The remark became notorious when it was quoted in Time (February 23, 1948 and November 8, 1948).)
Humor, a good sense of it, is to Americans what manhood is to Spaniards and we will go to great lengths to prove it. Experiments with laboratory rats have shown that, if one psychologist in the room laughs at something a rat does, all of the other psychologists in the room will laugh equally. Nobody wants to be left holding the joke.
(Garrison Keillor (b. 1942), U.S. writer. We Are Still Married, introduction (1989).)
We look at the dance to impart the sensation of living in an affirmation of life, to energize the spectator into keener awareness of the vigor, the mystery, the humor, the variety, and the wonder of life. This is the function of the American dance.

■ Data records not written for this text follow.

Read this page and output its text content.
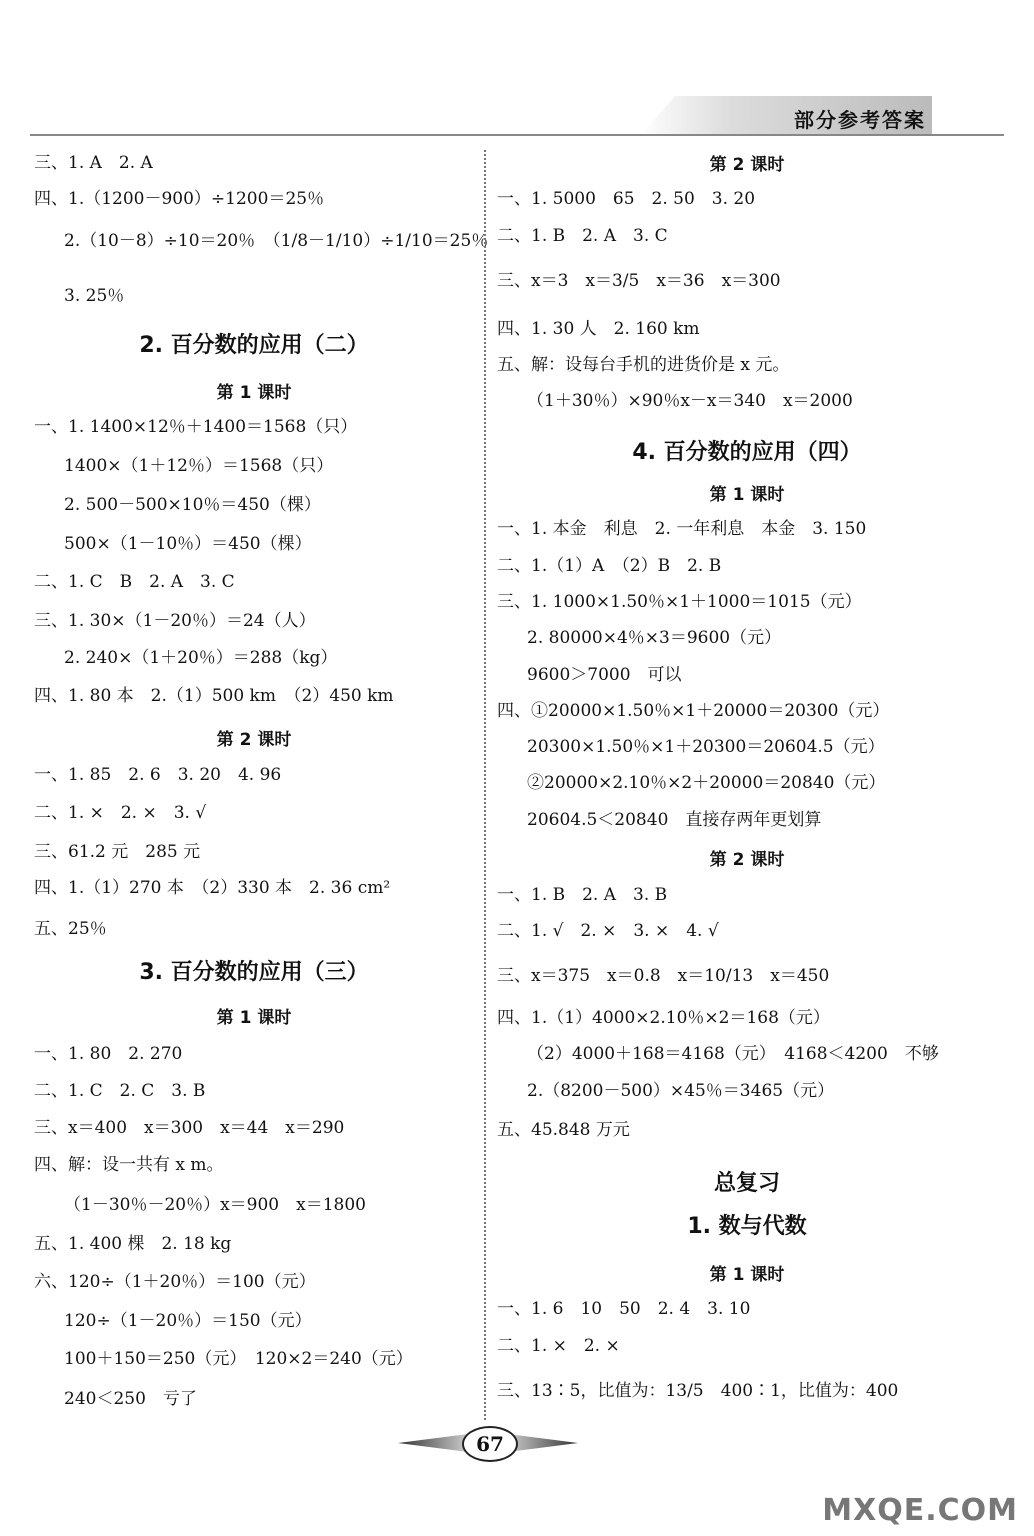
部分参考答案
三、1. A　2. A
四、1.（1200－900）÷1200＝25％
2.（10－8）÷10＝20％　（1/8－1/10）÷1/10＝25％
3. 25％
2. 百分数的应用（二）
第 1 课时
一、1. 1400×12％＋1400＝1568（只）
1400×（1＋12％）＝1568（只）
2. 500－500×10％＝450（棵）
500×（1－10％）＝450（棵）
二、1. C　B　2. A　3. C
三、1. 30×（1－20％）＝24（人）
2. 240×（1＋20％）＝288（kg）
四、1. 80 本　2.（1）500 km　（2）450 km
第 2 课时
一、1. 85　2. 6　3. 20　4. 96
二、1. ×　2. ×　3. √
三、61.2 元　285 元
四、1.（1）270 本　（2）330 本　2. 36 cm²
五、25％
3. 百分数的应用（三）
第 1 课时
一、1. 80　2. 270
二、1. C　2. C　3. B
三、x＝400　x＝300　x＝44　x＝290
四、解：设一共有 x m。
（1－30％－20％）x＝900　x＝1800
五、1. 400 棵　2. 18 kg
六、120÷（1＋20％）＝100（元）
120÷（1－20％）＝150（元）
100＋150＝250（元）　120×2＝240（元）
240＜250　亏了
第 2 课时
一、1. 5000　65　2. 50　3. 20
二、1. B　2. A　3. C
三、x＝3　x＝3/5　x＝36　x＝300
四、1. 30 人　2. 160 km
五、解：设每台手机的进货价是 x 元。
（1＋30％）×90％x－x＝340　x＝2000
4. 百分数的应用（四）
第 1 课时
一、1. 本金　利息　2. 一年利息　本金　3. 150
二、1.（1）A　（2）B　2. B
三、1. 1000×1.50％×1＋1000＝1015（元）
2. 80000×4％×3＝9600（元）
9600＞7000　可以
四、①20000×1.50％×1＋20000＝20300（元）
20300×1.50％×1＋20300＝20604.5（元）
②20000×2.10％×2＋20000＝20840（元）
20604.5＜20840　直接存两年更划算
第 2 课时
一、1. B　2. A　3. B
二、1. √　2. ×　3. ×　4. √
三、x＝375　x＝0.8　x＝10/13　x＝450
四、1.（1）4000×2.10％×2＝168（元）
（2）4000＋168＝4168（元）　4168＜4200　不够
2.（8200－500）×45％＝3465（元）
五、45.848 万元
总复习
1. 数与代数
第 1 课时
一、1. 6　10　50　2. 4　3. 10
二、1. ×　2. ×
三、13∶5，比值为：13/5　400∶1，比值为：400
67
MXQE.COM
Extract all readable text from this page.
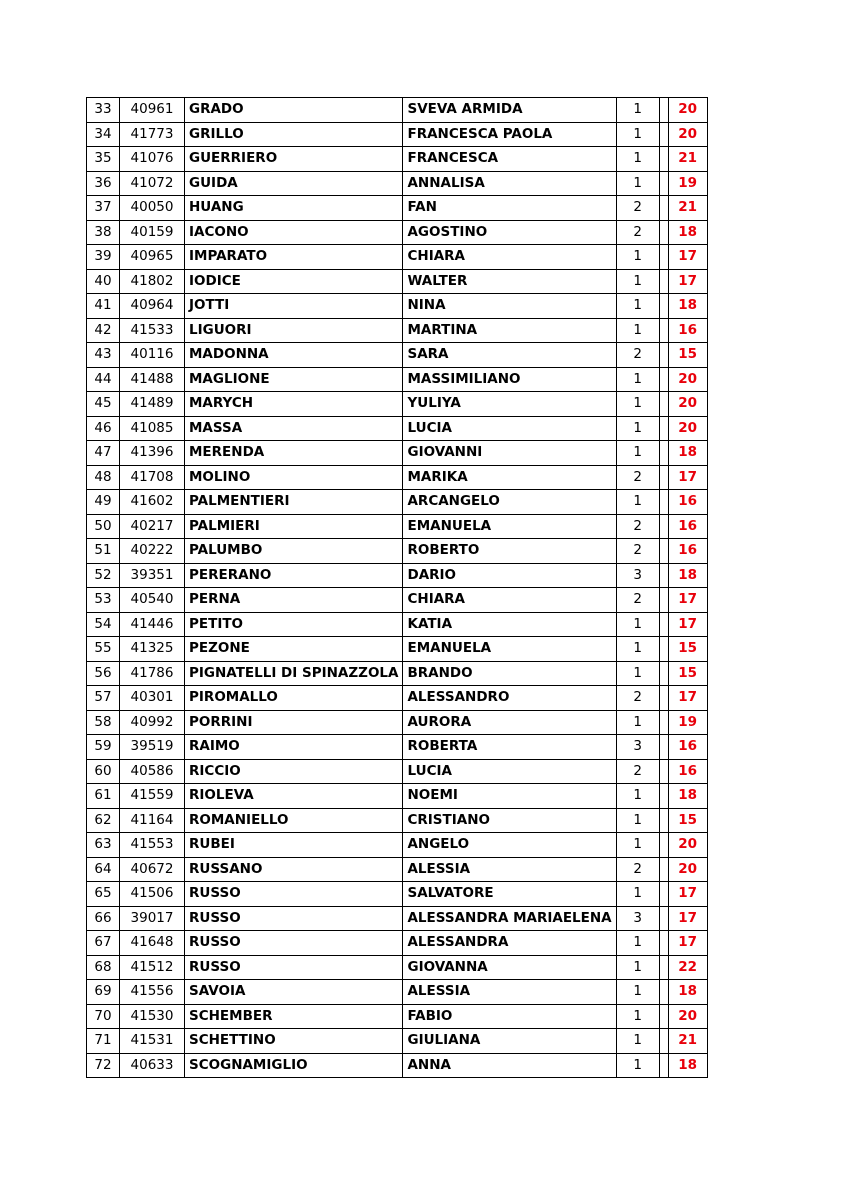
33	40961	GRADO	SVEVA ARMIDA	1		20
34	41773	GRILLO	FRANCESCA PAOLA	1		20
35	41076	GUERRIERO	FRANCESCA	1		21
36	41072	GUIDA	ANNALISA	1		19
37	40050	HUANG	FAN	2		21
38	40159	IACONO	AGOSTINO	2		18
39	40965	IMPARATO	CHIARA	1		17
40	41802	IODICE	WALTER	1		17
41	40964	JOTTI	NINA	1		18
42	41533	LIGUORI	MARTINA	1		16
43	40116	MADONNA	SARA	2		15
44	41488	MAGLIONE	MASSIMILIANO	1		20
45	41489	MARYCH	YULIYA	1		20
46	41085	MASSA	LUCIA	1		20
47	41396	MERENDA	GIOVANNI	1		18
48	41708	MOLINO	MARIKA	2		17
49	41602	PALMENTIERI	ARCANGELO	1		16
50	40217	PALMIERI	EMANUELA	2		16
51	40222	PALUMBO	ROBERTO	2		16
52	39351	PERERANO	DARIO	3		18
53	40540	PERNA	CHIARA	2		17
54	41446	PETITO	KATIA	1		17
55	41325	PEZONE	EMANUELA	1		15
56	41786	PIGNATELLI DI SPINAZZOLA	BRANDO	1		15
57	40301	PIROMALLO	ALESSANDRO	2		17
58	40992	PORRINI	AURORA	1		19
59	39519	RAIMO	ROBERTA	3		16
60	40586	RICCIO	LUCIA	2		16
61	41559	RIOLEVA	NOEMI	1		18
62	41164	ROMANIELLO	CRISTIANO	1		15
63	41553	RUBEI	ANGELO	1		20
64	40672	RUSSANO	ALESSIA	2		20
65	41506	RUSSO	SALVATORE	1		17
66	39017	RUSSO	ALESSANDRA MARIAELENA	3		17
67	41648	RUSSO	ALESSANDRA	1		17
68	41512	RUSSO	GIOVANNA	1		22
69	41556	SAVOIA	ALESSIA	1		18
70	41530	SCHEMBER	FABIO	1		20
71	41531	SCHETTINO	GIULIANA	1		21
72	40633	SCOGNAMIGLIO	ANNA	1		18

(Martha Graham (1894-1991), U.S. dancer, choreographer. "The American Dance," Modern Dance, ed. Virginia Stewart (1935).)
I do not correct my first imaginings by my secondwell, yes, perhaps a word or so, but only to vary, not to delete. I want to represent the course of my humors and I want people to see each part at its birth.
(Michel de Montaigne (1533-1592), French essayist. "Of the Resemblance of Children to Fathers," The Essays (Les Essais), bk. II, ch. 37, Abel Langelier, Paris (1595).)